Deseret News: Gay marriage issue, national elections lead to civility fight
You might say the Mormons and Obama made him do it.
Mark DeMoss, a prominent evangelical, was disappointed over the way he thought Mormons were treated during the 2008 presidential campaign. “I had been working with Mitt Romney as an unpaid advisor,” said DeMoss, president of the DeMoss Group, a public relations firm that works with some of the biggest names in Christianity like the American Bible Society, Billy Graham Evangelistic Association, Campus Crusade for Christ, and Liberty University. “In my work with Mitt Romney, I saw a very ugly side of the treatment of the Mormon faith. Sadly, most of it was coming from evangelicals. And that bothered me.”
Then, after Romney was out of the race, DeMoss was bothered by the attitudes and rhetoric aimed at Barack Obama that questioned his faith and his love of country.

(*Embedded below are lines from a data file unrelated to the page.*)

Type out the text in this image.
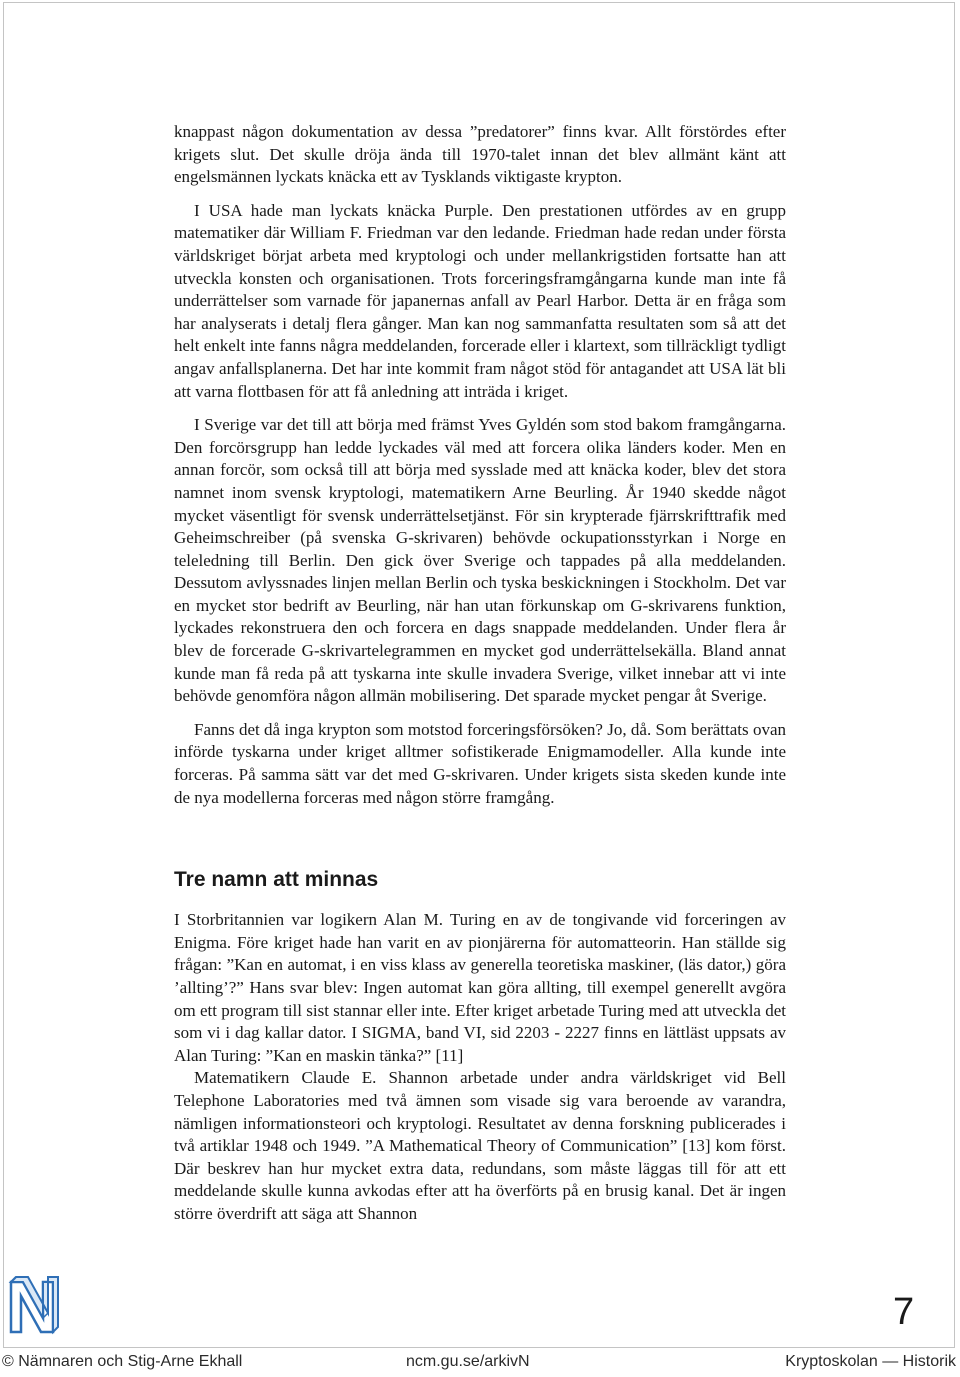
knappast någon dokumentation av dessa ”predatorer” finns kvar. Allt förstördes efter krigets slut. Det skulle dröja ända till 1970-talet innan det blev allmänt känt att engelsmännen lyckats knäcka ett av Tysklands viktigaste krypton.

I USA hade man lyckats knäcka Purple. Den prestationen utfördes av en grupp matematiker där William F. Friedman var den ledande. Friedman hade redan under första världskriget börjat arbeta med kryptologi och under mellankrigstiden fortsatte han att utveckla konsten och organisationen. Trots forceringsframgångarna kunde man inte få underrättelser som varnade för japanernas anfall av Pearl Harbor. Detta är en fråga som har analyserats i detalj flera gånger. Man kan nog sammanfatta resultaten som så att det helt enkelt inte fanns några meddelanden, forcerade eller i klartext, som tillräckligt tydligt angav anfallsplanerna. Det har inte kommit fram något stöd för antagandet att USA lät bli att varna flottbasen för att få anledning att inträda i kriget.

I Sverige var det till att börja med främst Yves Gyldén som stod bakom framgångarna. Den forcörsgrupp han ledde lyckades väl med att forcera olika länders koder. Men en annan forcör, som också till att börja med sysslade med att knäcka koder, blev det stora namnet inom svensk kryptologi, matematikern Arne Beurling. År 1940 skedde något mycket väsentligt för svensk underrättelsetjänst. För sin krypterade fjärrskrifttrafik med Geheimschreiber (på svenska G-skrivaren) behövde ockupationsstyrkan i Norge en teleledning till Berlin. Den gick över Sverige och tappades på alla meddelanden. Dessutom avlyssnades linjen mellan Berlin och tyska beskickningen i Stockholm. Det var en mycket stor bedrift av Beurling, när han utan förkunskap om G-skrivarens funktion, lyckades rekonstruera den och forcera en dags snappade meddelanden. Under flera år blev de forcerade G-skrivartelegrammen en mycket god underrättelsekälla. Bland annat kunde man få reda på att tyskarna inte skulle invadera Sverige, vilket innebar att vi inte behövde genomföra någon allmän mobilisering. Det sparade mycket pengar åt Sverige.

Fanns det då inga krypton som motstod forceringsförsöken? Jo, då. Som berättats ovan införde tyskarna under kriget alltmer sofistikerade Enigmamodeller. Alla kunde inte forceras. På samma sätt var det med G-skrivaren. Under krigets sista skeden kunde inte de nya modellerna forceras med någon större framgång.

Tre namn att minnas

I Storbritannien var logikern Alan M. Turing en av de tongivande vid forceringen av Enigma. Före kriget hade han varit en av pionjärerna för automatteorin. Han ställde sig frågan: ”Kan en automat, i en viss klass av generella teoretiska maskiner, (läs dator,) göra ’allting’?” Hans svar blev: Ingen automat kan göra allting, till exempel generellt avgöra om ett program till sist stannar eller inte. Efter kriget arbetade Turing med att utveckla det som vi i dag kallar dator. I SIGMA, band VI, sid 2203 - 2227 finns en lättläst uppsats av Alan Turing: ”Kan en maskin tänka?” [11]

Matematikern Claude E. Shannon arbetade under andra världskriget vid Bell Telephone Laboratories med två ämnen som visade sig vara beroende av varandra, nämligen informationsteori och kryptologi. Resultatet av denna forskning publicerades i två artiklar 1948 och 1949. ”A Mathematical Theory of Communication” [13] kom först. Där beskrev han hur mycket extra data, redundans, som måste läggas till för att ett meddelande skulle kunna avkodas efter att ha överförts på en brusig kanal. Det är ingen större överdrift att säga att Shannon

7
© Nämnaren och Stig-Arne Ekhall	ncm.gu.se/arkivN	Kryptoskolan — Historik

The final straw for DeMoss was how some members of The Church of Jesus Christ of Latter-day Saints were treated by opponents in the aftermath of California’s Proposition 8, including vandalism of some Mormon chapels and people losing their jobs.
The level of incivility of political discourse in the U.S. was unacceptable to DeMoss — and most Americans agree. The Allegheny College Survey of Civility and Compromise in American Politics in April 2010 found that a whopping 95.4 percent of Americans believe civility in politics is important for a healthy democracy. The study also found that 87 percent of Americans believe it is possible to disagree respectfully.
But the reality that DeMoss saw in 2008 didn’t reflect the public’s aspirations for civility.
So he decided to do something about it.